Bu hayat insanları yalnızlığa itmekte, yalnız kalan insan özgür olduğunu sanmaktadır.

Hani ağızlarda sakız olan bir laf var.

“Kendi ayaklarım üzerinde durmak istiyorum”.

Buyurun efendim durun. Lakin bir vakit sonra, “Yalnızım çok yalnız” diye salya sümük ağlamayın. Depresyona girip psikologların kapısını çalmayın.

Çelişki şurada: Klâsik hayatın pahalarını koruma etmek, yaşamak istiyoruz; lakin çağdaş hayat (Amerikan hayat biçimidir bu ve bütün dünyayı sarmıştır) buna müsaade vermiyor.

Milletçe maruz kaldığımız bu maceranın tarihi seyrini Prof. Dr. İsmail Kara yazdı: “Müslüman Kalarak Avrupalı Olmak”

(Dergâh Yay.).

Geleneksel hayatımızda fert-cemiyet ilgisi bir istikrarda bulunur. Ben bu dengeyi şöyle söz ediyorum: Cemaat ferdi ezemez. Ezerse şahsiyet oluşmaz, kişiliksiz bir topluluk yetişir. Buna karşılık fert de imkân bulup iktidar olursa cemaate hükmedemez. Ederse buna istibdat denir.

Cemaatte rahmet, ayrılıkta azap vardır.

Dinimizde ve töremizde tanım edilen komşuluk bağı öncelikle inanç hissini oluşturur. Akabinde yardımlaşma ve dayanışma gelir. Hastalıkta, cenazede, darda kalındığında, düğünde, doğumda, bayramda, sevinçte ve tasada, hatta günlük hayatta komşuluk, insanın beşere olan yakınlığının alâmetidir. Bir ortada ve huzur içinde yaşamanın en ufak bir cüz’üdür ki vakit içinde âdet ve anane olarak “Komşuluk hukuku”nu doğurmuştur. Bu konuda âyet ve hadisler vardır.

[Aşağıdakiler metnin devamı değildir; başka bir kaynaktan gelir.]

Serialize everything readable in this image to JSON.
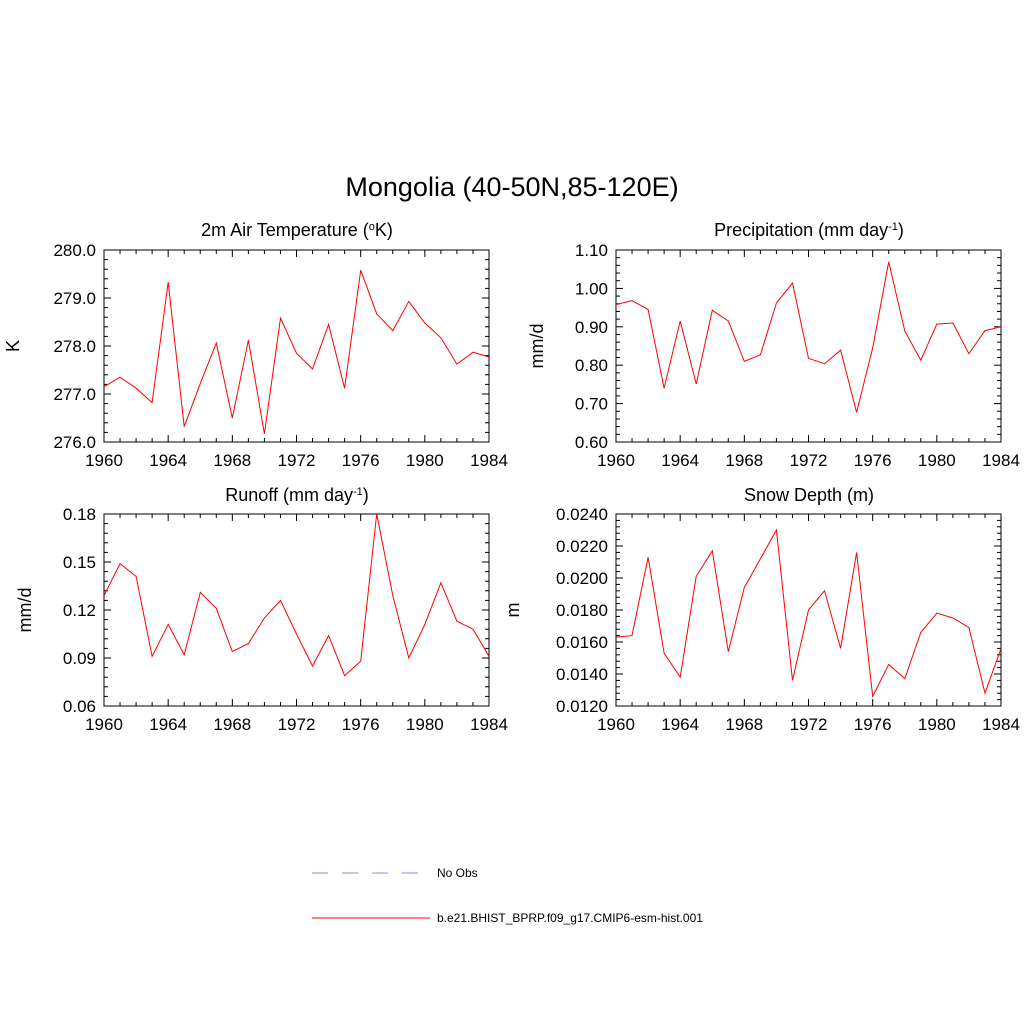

17 Kasım 2024 tarihli Yeni Şafak gazetesinin 2. sayfasının sağ alt köşesinde

küçük bir haber vardı. Bir vefat ilanı üzereydi güya. İçim burkuldu. Oturup bu yazıyı yazdım. Haberi sizinle paylaşıyorum. Başlığı “

Komşuluk mazide kaldı

”dır.

“Areda Survey, ülkemizin komşuluk karnesini gün yüzüne çıkardı. Türkiye genelinde 4 bin 277 kişinin katıldığı araştırmaya nazaran, Türk halkının yüzde 63,6’ü komşuluk ilgilerinin eskisi üzere güçlü olmadığını düşünüyor. İştirakçilerin yüzde 31,2’si komşuluk alakalarının büsbütün bittiğine inanıyor. İştirakçilerin yüzde 48,3’ü komşularının birçoklarını bilip tanıdığını tabir ederken komşusuna her bahiste güvendiğini belirtenlerin oranında yıllar içinde düşüş yaşandığı gözlemleniyor. Bununla bir arada “Komşuma pek gidip gelmem” diyenlerin oranı ise artıyor.”

Not

: Suriye’de muhalifler zafere ulaştı. 61 yıllık zulüm sona erdi.

Sevinçle karşıladık, alkışladık.

Şimdi merak edilen şudur: Suriye’yi nasıl bir gelecek bekliyor? Umulan ve istenen odur ki muhalifler ortalarında bir adil sistem kurma konusunda anlaşmış olsunlar. En berbatı tefrikaya düşmek.

İlgili Yazılar

Bir yanıt yazın

E-posta adresiniz yayınlanmayacak. Gerekli alanlar * ile işaretlenmişlerdir

Web sitemizde size mümkün olan en iyi deneyimi sunmak için çerezleri kullanıyoruz. Bu siteyi kullanmaya devam ederek çerez kullanımımızı kabul etmiş olursunuz.